Na década de 1960, quando já havia se tornado um sedativo popular de venda livre, comercializado em cerca de 20 países, inclusive no Brasil, foi retirada do mercado após relacionarem seu uso aos defeitos nos membros superiores de recém-nascidos de mães que adotaram o remédio, e também a casos de neuropatia periférica, doença que atinge os nervos e pode ser fatal. Três anos depois de sair do mercado observou-se um efeito benéfico em pacientes com hanseníase, o que a trouxe de volta às farmácias. Nos anos 2000, foram relatadas, pela primeira vez, suas propriedades antiangiogênicas, anti-inflamatórias e imunomoduladoras. Desde 2006, o Food and Drug Administration (FDA), órgão americano de controle de medicamentos, equivalente à nossa Agência Nacional de Vigilância Sanitária (Anvisa), autorizou o uso da talidomida no tratamento de pacientes com mieloma múltiplo, tipo de tumor primário da medula óssea. No Brasil, a droga é, inclusive, fornecida pelo Ministério da Saúde para esse fim, e também para hanseníase e lúpus.

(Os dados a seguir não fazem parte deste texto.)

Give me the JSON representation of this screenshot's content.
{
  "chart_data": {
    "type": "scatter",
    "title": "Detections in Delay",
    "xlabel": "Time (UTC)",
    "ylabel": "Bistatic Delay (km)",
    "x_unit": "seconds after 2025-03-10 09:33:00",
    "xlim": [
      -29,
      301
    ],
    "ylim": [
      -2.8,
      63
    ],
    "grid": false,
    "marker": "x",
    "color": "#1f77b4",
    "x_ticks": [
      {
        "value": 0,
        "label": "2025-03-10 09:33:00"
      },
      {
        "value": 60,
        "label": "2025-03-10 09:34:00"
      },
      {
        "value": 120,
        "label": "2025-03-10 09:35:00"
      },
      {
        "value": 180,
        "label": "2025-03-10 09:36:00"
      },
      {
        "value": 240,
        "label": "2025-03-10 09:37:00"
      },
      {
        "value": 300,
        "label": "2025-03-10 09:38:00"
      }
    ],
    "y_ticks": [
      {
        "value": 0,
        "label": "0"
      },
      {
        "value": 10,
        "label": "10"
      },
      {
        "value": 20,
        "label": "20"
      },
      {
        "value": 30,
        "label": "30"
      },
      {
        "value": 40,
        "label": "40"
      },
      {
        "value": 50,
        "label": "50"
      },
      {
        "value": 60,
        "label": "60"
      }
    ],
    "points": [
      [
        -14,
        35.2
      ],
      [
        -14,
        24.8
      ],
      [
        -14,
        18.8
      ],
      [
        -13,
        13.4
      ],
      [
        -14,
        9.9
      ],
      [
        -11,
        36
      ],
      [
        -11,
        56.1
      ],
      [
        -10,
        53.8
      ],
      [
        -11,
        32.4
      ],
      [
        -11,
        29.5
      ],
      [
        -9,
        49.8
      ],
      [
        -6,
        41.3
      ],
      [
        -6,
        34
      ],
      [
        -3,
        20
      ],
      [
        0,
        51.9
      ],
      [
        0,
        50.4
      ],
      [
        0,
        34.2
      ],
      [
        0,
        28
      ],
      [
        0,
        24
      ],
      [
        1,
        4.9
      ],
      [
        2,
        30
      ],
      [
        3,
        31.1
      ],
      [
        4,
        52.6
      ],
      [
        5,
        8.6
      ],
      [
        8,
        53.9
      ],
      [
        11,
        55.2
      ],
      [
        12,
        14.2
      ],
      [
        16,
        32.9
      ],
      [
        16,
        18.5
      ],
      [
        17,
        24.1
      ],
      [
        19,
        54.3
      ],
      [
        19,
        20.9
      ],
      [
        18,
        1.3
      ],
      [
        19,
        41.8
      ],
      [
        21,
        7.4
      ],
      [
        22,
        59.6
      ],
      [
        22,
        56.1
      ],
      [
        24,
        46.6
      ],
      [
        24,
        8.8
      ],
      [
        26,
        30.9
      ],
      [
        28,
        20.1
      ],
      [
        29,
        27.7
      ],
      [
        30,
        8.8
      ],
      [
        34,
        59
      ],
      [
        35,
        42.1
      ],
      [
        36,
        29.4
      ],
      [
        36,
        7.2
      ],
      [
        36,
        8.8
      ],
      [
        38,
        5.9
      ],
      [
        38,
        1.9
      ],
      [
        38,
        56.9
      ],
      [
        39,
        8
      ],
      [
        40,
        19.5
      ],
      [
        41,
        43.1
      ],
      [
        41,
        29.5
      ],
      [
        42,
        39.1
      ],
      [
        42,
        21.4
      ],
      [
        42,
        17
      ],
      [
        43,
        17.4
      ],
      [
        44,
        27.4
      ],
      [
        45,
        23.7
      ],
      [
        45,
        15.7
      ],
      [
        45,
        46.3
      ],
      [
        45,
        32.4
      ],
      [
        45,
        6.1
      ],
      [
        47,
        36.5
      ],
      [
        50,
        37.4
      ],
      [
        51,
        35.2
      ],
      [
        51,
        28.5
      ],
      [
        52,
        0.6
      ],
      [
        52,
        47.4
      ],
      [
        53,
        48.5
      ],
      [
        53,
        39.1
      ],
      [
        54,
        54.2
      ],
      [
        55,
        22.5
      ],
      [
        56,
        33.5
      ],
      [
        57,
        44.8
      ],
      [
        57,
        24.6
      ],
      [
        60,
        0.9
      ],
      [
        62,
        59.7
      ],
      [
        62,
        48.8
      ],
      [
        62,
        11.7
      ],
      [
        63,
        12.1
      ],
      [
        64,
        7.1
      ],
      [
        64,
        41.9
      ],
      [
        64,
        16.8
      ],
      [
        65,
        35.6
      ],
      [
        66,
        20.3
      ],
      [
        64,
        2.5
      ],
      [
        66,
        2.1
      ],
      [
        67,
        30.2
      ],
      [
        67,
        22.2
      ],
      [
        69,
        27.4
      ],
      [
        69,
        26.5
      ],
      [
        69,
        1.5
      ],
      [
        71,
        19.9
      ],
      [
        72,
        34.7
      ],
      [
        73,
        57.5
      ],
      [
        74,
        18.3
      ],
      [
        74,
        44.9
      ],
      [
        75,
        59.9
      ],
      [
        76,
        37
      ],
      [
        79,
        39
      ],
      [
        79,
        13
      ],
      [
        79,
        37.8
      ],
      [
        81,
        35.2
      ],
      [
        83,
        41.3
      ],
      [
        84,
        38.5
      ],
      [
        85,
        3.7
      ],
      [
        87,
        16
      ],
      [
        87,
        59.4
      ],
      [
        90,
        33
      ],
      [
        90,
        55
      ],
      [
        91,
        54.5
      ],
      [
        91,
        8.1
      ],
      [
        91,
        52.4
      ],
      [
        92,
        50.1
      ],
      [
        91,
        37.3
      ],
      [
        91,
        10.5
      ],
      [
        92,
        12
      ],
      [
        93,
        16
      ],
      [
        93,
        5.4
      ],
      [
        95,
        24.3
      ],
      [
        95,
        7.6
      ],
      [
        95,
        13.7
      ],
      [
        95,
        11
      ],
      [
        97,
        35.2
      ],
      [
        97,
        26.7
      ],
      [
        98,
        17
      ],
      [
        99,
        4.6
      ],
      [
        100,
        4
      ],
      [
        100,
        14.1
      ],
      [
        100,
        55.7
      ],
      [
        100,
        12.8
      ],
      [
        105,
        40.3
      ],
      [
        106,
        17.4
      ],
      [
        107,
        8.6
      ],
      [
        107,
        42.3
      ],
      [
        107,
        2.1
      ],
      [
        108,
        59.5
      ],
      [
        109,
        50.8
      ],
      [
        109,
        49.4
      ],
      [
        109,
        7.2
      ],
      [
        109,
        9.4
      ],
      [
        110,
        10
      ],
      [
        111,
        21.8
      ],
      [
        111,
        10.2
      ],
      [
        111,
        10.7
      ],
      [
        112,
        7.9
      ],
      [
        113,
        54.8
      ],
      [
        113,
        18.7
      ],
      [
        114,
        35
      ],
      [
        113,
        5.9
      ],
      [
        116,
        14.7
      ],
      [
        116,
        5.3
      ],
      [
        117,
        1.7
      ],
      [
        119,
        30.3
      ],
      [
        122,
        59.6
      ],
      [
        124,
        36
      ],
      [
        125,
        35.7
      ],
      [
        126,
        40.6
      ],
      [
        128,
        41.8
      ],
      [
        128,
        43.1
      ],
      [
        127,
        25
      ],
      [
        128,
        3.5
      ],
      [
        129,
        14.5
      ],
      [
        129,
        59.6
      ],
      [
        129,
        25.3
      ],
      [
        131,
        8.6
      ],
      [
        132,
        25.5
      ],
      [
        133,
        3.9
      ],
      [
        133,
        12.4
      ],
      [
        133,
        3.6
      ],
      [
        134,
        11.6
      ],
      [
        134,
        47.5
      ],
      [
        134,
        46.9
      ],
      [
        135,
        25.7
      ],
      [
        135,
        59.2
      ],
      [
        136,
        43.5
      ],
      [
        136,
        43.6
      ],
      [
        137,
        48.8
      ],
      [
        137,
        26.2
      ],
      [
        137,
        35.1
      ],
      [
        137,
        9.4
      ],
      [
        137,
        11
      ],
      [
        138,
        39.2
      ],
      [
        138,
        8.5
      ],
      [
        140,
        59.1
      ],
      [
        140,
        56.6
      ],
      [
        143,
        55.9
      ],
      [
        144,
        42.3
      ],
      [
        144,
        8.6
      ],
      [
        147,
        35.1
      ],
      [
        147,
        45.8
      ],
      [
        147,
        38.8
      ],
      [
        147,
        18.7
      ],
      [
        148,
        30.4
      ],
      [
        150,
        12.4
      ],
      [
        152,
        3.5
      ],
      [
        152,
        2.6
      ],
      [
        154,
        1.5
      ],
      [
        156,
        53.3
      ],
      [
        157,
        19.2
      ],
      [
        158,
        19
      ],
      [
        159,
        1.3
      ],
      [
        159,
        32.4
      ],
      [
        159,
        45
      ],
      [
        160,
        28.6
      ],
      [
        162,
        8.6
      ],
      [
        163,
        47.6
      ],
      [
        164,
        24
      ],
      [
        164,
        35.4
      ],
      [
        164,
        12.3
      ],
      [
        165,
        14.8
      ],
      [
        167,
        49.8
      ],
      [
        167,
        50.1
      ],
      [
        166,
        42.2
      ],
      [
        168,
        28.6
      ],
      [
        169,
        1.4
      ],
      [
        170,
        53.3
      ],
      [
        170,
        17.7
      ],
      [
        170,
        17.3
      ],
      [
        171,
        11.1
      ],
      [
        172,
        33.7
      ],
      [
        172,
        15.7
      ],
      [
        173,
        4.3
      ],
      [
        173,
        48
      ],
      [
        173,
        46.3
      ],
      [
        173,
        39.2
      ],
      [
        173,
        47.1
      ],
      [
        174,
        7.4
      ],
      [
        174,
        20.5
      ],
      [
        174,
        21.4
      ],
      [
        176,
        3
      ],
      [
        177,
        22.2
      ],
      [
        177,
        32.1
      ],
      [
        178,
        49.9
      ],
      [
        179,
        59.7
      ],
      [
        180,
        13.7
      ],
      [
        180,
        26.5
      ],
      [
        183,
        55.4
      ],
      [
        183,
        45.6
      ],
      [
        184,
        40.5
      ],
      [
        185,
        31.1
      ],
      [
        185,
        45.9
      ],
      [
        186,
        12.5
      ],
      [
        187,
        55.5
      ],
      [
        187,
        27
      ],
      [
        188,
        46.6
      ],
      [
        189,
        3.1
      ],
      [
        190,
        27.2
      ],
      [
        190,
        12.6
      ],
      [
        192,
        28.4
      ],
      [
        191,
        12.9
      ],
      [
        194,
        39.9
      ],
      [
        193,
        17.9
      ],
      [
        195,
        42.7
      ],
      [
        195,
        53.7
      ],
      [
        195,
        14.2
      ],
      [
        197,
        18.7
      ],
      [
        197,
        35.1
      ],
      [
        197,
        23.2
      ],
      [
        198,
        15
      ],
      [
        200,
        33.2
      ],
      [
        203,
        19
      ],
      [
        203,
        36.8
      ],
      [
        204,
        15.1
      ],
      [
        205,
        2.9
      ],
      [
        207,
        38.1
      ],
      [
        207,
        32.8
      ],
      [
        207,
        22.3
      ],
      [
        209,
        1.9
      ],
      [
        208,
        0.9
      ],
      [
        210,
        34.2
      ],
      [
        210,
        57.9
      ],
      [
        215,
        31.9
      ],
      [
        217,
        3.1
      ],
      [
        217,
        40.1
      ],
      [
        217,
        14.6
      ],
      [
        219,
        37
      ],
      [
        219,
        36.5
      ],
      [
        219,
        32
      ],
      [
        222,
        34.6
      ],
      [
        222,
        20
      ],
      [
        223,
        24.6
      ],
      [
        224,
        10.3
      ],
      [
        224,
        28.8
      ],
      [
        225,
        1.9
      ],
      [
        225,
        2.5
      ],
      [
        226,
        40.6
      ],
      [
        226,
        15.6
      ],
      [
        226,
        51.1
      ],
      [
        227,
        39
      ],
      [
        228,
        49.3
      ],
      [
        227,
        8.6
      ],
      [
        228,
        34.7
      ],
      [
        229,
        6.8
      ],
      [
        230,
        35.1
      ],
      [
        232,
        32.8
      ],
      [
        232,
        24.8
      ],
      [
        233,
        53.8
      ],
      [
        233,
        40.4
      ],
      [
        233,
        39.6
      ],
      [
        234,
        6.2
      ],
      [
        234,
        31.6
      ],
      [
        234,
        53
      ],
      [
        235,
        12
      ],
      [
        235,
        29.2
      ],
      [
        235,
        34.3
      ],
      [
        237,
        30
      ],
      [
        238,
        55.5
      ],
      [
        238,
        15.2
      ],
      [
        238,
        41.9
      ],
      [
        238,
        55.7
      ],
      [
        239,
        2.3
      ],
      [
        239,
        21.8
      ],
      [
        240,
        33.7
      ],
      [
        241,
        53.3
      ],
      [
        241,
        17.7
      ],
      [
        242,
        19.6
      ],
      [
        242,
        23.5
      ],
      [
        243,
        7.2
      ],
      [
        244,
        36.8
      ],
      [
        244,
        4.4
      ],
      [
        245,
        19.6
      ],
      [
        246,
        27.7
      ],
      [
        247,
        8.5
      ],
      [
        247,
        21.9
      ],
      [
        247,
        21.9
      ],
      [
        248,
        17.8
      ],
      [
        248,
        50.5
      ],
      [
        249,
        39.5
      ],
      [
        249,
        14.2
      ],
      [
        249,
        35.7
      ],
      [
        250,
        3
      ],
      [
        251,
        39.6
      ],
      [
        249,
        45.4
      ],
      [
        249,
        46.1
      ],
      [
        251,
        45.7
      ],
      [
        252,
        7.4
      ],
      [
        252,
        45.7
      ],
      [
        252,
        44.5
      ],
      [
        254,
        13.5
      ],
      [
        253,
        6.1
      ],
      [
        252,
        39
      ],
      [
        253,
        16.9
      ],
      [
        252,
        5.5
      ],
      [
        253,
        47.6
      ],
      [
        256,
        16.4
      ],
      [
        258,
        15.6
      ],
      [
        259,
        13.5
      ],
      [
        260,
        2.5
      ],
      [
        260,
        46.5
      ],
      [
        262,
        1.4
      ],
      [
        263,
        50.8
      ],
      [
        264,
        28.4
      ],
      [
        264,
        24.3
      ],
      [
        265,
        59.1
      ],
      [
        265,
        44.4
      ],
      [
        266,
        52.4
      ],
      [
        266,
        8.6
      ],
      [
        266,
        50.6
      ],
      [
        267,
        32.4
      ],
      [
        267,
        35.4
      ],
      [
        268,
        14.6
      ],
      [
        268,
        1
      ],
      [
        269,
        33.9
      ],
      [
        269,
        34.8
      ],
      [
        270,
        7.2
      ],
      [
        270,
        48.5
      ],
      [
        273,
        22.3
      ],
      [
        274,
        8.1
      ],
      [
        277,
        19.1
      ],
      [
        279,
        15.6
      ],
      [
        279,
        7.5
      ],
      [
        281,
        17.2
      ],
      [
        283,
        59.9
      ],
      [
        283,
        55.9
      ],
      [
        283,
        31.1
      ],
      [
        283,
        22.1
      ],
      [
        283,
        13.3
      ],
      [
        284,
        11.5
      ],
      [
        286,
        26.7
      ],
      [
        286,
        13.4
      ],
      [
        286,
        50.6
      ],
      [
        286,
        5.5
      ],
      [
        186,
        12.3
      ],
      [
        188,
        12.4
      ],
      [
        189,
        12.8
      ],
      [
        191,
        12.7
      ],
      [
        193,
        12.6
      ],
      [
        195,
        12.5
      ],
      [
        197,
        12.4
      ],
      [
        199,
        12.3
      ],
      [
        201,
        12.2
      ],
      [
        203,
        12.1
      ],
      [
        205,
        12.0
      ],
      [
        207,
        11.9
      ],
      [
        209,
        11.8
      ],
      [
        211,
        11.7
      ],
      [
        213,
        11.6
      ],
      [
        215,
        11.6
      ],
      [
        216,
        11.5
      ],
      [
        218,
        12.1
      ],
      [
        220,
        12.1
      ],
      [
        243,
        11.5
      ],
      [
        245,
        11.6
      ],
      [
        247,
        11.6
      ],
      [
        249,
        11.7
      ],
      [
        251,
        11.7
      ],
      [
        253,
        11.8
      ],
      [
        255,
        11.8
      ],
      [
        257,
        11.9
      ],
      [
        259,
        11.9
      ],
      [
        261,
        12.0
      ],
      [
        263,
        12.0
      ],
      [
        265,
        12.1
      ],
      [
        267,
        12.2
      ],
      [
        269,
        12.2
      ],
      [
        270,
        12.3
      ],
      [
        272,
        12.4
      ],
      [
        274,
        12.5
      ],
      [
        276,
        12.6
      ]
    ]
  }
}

Segundo o oncologista Alexandre Chiari, da Oncomed-BH, a talidomida trouxe um ganho de sobrevida estatística e clinicamente significativo para pacientes com mieloma múltiplo. Isso porque a droga, em função dessa propriedade antiangiogênica, impede que novos vasos sanguíneos sejam constituídos. “A formação vascular é concomitante ao crescimento de um tumor. Como todo tecido, ele precisa de nutrientes e oxigênio para crescer e consegue isso por meio de uma vascularização própria. A talidomida age exatamente inibindo a formação dessa nova vascularização, consequentemente, diminuindo o tumor”, explica o especialista que como outros oncologistas prescreve o medicamento aos seus pacientes.
O grande problema é que a talidomida é um medicamento extremamente tóxico, causando, principalmente, neuropatia periférica, constipação intestinal e eventos tromboembólicos. “Esses efeitos são limitantes do seu uso. O médico que prescreve o medicamento, contudo, tem que estar atento. Há casos que precisamos diminuir a dose ou até suspender a talidomida por causa dos efeitos”, alerta Chiari. Um rígido controle da natalidade é premissa para a autorização de sua adoção em tratamentos, o que inclui ações como teste de gravidez negativo em mulheres férteis, uso de duas formas eficazes de contracepção e uso de preservativos.